At the instant a race began, a 60-kg sprinter exerted a force of 669-N on the starting block at a 24 angle with respect to the ground. If this force was exerted for 0.44-s, with what speed (in m/s) did the sprinter leave the starting block?
Fx = 669 cos 24
change in x momentum or impulse = Fx t
so
669 cos 24 * .44 = 60 v
To find the speed with which the sprinter leaves the starting block, we need to apply Newton's second law of motion, which states that the net force applied to an object is equal to the product of its mass and acceleration. In this case, the sprinter exerts a force on the starting block, and the reaction force from the block propels the sprinter forward.

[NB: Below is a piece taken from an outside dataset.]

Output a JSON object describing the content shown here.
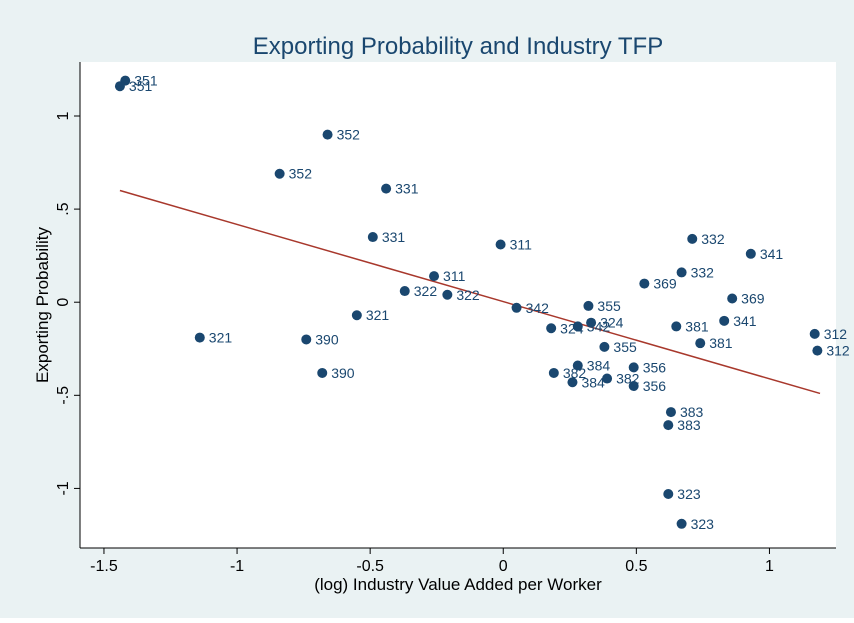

First, we need to resolve the force into its vertical (F_vertical) and horizontal (F_horizontal) components using trigonometry.

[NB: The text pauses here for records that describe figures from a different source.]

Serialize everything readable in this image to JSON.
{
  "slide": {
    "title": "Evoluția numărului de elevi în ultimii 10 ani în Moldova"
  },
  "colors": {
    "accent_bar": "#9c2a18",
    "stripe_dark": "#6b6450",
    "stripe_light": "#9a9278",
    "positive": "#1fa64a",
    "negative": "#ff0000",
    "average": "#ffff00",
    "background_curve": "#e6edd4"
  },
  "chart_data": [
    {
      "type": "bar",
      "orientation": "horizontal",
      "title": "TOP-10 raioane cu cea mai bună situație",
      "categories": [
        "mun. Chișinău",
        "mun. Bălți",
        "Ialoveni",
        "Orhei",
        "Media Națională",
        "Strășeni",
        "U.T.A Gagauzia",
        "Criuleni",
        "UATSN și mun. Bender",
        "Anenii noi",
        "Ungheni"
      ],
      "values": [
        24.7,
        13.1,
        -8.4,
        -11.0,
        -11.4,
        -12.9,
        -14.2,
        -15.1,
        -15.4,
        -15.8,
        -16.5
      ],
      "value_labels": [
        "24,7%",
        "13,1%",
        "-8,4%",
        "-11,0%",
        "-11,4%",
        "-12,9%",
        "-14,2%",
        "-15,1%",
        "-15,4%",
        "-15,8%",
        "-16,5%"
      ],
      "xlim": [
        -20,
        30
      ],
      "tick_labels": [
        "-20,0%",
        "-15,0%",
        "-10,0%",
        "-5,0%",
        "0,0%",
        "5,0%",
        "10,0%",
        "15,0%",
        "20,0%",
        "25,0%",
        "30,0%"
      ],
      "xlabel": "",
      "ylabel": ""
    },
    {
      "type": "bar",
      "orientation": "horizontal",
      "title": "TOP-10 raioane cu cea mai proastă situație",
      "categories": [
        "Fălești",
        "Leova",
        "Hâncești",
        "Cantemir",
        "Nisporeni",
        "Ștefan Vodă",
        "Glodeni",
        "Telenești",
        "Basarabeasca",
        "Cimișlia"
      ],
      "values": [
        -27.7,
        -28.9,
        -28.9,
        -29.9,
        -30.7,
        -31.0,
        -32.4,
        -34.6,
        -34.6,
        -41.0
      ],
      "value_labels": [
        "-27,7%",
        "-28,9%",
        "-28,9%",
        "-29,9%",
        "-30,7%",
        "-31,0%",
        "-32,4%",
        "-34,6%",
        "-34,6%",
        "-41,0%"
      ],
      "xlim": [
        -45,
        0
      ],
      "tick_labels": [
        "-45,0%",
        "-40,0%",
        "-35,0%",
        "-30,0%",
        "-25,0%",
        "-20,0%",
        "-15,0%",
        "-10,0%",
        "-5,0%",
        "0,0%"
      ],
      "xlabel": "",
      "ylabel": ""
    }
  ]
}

F_vertical = F * sin(theta)
F_horizontal = F * cos(theta)
where F is the magnitude of the force applied (669 N) and theta is the angle with respect to the ground (24 degrees).
F_vertical = 669 N * sin(24) = 669 N * 0.3953 ≈ 264.51 N
F_horizontal = 669 N * cos(24) = 669 N * 0.9187 ≈ 613.68 N
The vertical component of the force does not contribute to the sprinter's horizontal acceleration since it acts perpendicular to the sprinter's motion. Thus, we only need to consider the horizontal component.
Next, we can calculate the acceleration (a) of the sprinter using Newton's second law:
F_horizontal = m * a
where m is the mass of the sprinter (60 kg). Rearranging the equation, we have:
a = F_horizontal / m = 613.68 N / 60 kg ≈ 10.23 m/s^2
Finally, we can use the equation of motion to find the speed (v) of the sprinter when leaving the starting block:
v = u + a * t
where u is the initial velocity (which is zero in this case), a is the acceleration, and t is the time interval for which the force is applied.
Substituting the known values:
v = 0 + (10.23 m/s^2) * 0.44 s ≈ 4.51 m/s
Therefore, the sprinter leaves the starting block with a speed of approximately 4.51 m/s.